Secret storage and encryption

NOTE: This topic applies to Snorkel Flow 0.91.24 and later.

Snorkel Flow sometimes requires storing client credentials or other secret data. For example, Snorkel Flow might need to store an OIDC client secret or a third-party API key on the platform. Snorkel Flow stores these secrets with the following configuration:

  • Storage: Secrets are stored in the Snorkel Flow Postgres database.
  • Encryption: Snorkel Flow encrypts these secrets before storing them in the Postgres database. Snorkel Flow uses AES-256 encryption with randomized initialization vector (IV) and an encryption key.
  • Key: Snorkel recommends providing a user-created encryption key or relies on a generated key if no user key is present.

Best practice: User-created encryption key

If your installation of Snorkel Flow is running on Kubernetes, create your own encryption key in the project's namespace.

Your Snorkel installation stores this key separately from the Snorkel Postgres database, using the Kubernetes security primitive Secrets object.

The advantage of this approach is that if someone gains access to the database or its backups, they cannot decrypt the stored secrets. Snorkel Flow does not mount keys stored this way into the Kubernetes environment. Instead, Snorkel Flow calls the Kubernetes API for encryption and decryption when needed.

WARNING: Do not rotate this key after it is set.
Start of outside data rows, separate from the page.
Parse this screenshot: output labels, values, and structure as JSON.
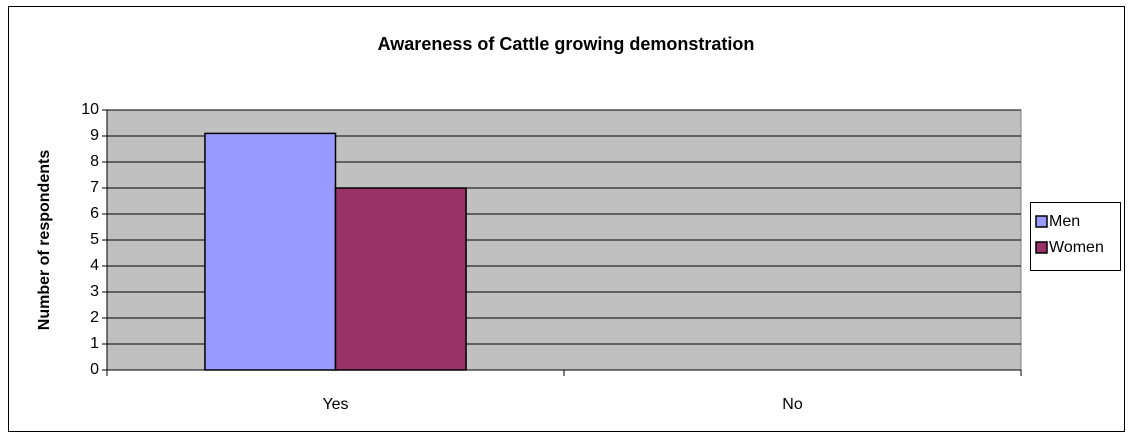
{
  "chart_data": {
    "type": "bar",
    "title": "Awareness of Cattle growing demonstration",
    "y_label": "Number of respondents",
    "categories": [
      "Yes",
      "No"
    ],
    "series": [
      {
        "name": "Men",
        "color": "#9999ff",
        "values": [
          9.1,
          0
        ]
      },
      {
        "name": "Women",
        "color": "#993366",
        "values": [
          7,
          0
        ]
      }
    ],
    "ylim": [
      0,
      10
    ],
    "yticks": [
      0,
      1,
      2,
      3,
      4,
      5,
      6,
      7,
      8,
      9,
      10
    ],
    "grid": true,
    "legend": "right"
  }
}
If you change this value, you risk losing all encrypted data.

The secret looks like this:

apiVersion: v1
data:
root-key: <YOUR_ENCODED_KEY>
kind: Secret
metadata:
name: root-key-secret
namespace: <YOUR_NAME_SPACE>
type: Opaque

These are the key parameters in this Kubernetes .yaml file:

  • root-key: The base64-encoded key.
  • name: Unique name for this secret.
  • namespace: Shared namespace for the Snorkel Flow project.
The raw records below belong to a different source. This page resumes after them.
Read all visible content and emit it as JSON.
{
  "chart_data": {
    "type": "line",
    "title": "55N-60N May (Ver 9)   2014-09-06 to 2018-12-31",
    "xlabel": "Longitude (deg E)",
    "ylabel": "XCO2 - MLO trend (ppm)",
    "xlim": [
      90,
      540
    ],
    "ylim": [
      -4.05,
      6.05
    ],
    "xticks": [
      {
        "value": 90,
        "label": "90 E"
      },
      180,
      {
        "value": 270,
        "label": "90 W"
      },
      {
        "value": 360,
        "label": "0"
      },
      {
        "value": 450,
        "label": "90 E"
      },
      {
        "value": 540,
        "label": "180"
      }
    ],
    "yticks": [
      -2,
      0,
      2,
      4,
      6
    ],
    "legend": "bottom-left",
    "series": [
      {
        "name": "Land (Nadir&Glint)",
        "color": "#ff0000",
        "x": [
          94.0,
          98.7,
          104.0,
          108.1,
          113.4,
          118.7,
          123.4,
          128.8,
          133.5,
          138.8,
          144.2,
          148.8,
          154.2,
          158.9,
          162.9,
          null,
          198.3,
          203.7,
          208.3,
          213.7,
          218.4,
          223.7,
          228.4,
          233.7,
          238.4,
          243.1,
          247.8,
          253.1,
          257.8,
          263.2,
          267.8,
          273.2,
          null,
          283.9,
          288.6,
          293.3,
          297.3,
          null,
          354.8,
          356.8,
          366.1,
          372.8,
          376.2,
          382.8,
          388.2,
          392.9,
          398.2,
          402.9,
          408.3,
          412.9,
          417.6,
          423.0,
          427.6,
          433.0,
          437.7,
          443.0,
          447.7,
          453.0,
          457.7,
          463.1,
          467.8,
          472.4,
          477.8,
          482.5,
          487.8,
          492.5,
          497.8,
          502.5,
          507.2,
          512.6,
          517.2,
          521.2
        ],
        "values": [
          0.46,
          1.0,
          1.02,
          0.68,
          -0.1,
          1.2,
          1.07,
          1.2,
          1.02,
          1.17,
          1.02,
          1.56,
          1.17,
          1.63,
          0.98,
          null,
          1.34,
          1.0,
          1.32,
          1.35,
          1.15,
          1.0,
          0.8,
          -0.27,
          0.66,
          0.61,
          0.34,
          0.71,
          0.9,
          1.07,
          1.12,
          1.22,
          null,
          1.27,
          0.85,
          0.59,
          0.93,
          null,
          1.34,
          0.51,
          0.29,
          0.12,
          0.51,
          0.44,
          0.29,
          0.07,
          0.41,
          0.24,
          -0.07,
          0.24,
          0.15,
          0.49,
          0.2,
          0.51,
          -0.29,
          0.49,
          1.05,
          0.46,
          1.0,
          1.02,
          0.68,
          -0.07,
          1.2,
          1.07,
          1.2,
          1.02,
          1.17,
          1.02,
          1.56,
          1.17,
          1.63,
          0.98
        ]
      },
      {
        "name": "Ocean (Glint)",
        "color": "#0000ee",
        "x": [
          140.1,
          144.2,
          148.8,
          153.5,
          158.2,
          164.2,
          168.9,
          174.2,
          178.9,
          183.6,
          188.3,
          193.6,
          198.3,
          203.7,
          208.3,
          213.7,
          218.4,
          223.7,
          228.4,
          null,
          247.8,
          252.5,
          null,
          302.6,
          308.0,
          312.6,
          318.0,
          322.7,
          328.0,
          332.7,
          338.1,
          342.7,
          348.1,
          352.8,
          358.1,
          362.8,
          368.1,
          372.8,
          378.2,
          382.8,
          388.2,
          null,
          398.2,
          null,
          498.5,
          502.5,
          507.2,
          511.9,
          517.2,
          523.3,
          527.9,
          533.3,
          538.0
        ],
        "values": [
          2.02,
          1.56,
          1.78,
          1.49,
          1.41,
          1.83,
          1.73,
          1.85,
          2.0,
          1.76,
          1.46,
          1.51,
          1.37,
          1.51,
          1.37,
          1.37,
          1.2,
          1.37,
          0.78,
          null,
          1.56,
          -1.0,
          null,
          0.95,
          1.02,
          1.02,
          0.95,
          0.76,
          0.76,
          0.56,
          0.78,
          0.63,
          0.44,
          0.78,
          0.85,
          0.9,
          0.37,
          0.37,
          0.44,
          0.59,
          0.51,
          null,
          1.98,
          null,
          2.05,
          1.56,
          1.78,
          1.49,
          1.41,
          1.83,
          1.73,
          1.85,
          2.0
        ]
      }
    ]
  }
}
For added security, use the secret manager and Kubernetes secrets integration provided by your cloud provider:

Default: Generated encryption key

If no user-provided key is available or the installation is not running on Kubernetes, Snorkel Flow generates a default key for each Snorkel Flow installation.
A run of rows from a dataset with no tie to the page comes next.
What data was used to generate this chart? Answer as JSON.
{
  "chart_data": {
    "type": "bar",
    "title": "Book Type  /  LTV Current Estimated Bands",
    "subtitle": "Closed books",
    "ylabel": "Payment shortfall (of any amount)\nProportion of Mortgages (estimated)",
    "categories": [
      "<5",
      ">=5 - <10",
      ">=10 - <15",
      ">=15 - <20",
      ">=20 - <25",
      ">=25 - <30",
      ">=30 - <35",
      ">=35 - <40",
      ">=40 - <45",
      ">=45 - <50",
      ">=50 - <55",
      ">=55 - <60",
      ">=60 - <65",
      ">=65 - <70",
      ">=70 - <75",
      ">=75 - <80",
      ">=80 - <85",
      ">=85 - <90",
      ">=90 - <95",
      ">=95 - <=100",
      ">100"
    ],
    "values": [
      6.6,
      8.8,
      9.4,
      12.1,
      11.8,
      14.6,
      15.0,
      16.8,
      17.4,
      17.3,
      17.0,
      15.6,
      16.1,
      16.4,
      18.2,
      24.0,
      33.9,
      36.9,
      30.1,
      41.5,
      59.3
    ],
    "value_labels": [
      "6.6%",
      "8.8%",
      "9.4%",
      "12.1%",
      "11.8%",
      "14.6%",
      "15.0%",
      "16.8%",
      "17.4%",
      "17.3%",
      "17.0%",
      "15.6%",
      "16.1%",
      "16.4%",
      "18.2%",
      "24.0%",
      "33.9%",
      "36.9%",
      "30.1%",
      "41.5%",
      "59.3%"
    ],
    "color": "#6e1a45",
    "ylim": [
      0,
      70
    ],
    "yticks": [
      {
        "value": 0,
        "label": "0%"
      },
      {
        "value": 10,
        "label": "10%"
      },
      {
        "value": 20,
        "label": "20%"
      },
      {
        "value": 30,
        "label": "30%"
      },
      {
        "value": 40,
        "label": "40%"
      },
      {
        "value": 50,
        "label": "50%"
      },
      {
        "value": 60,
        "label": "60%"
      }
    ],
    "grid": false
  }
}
Snorkel Flow generates this key deterministically, using the Snorkel Key Component, which is known only to Snorkel AI, and a Customer Key Component, which Snorkel Flow generates securely for each installation.

However, Snorkel highly recommends that you provide their own encryption key to ensure the keys can be decrypted only with access to the database contents and the secret store.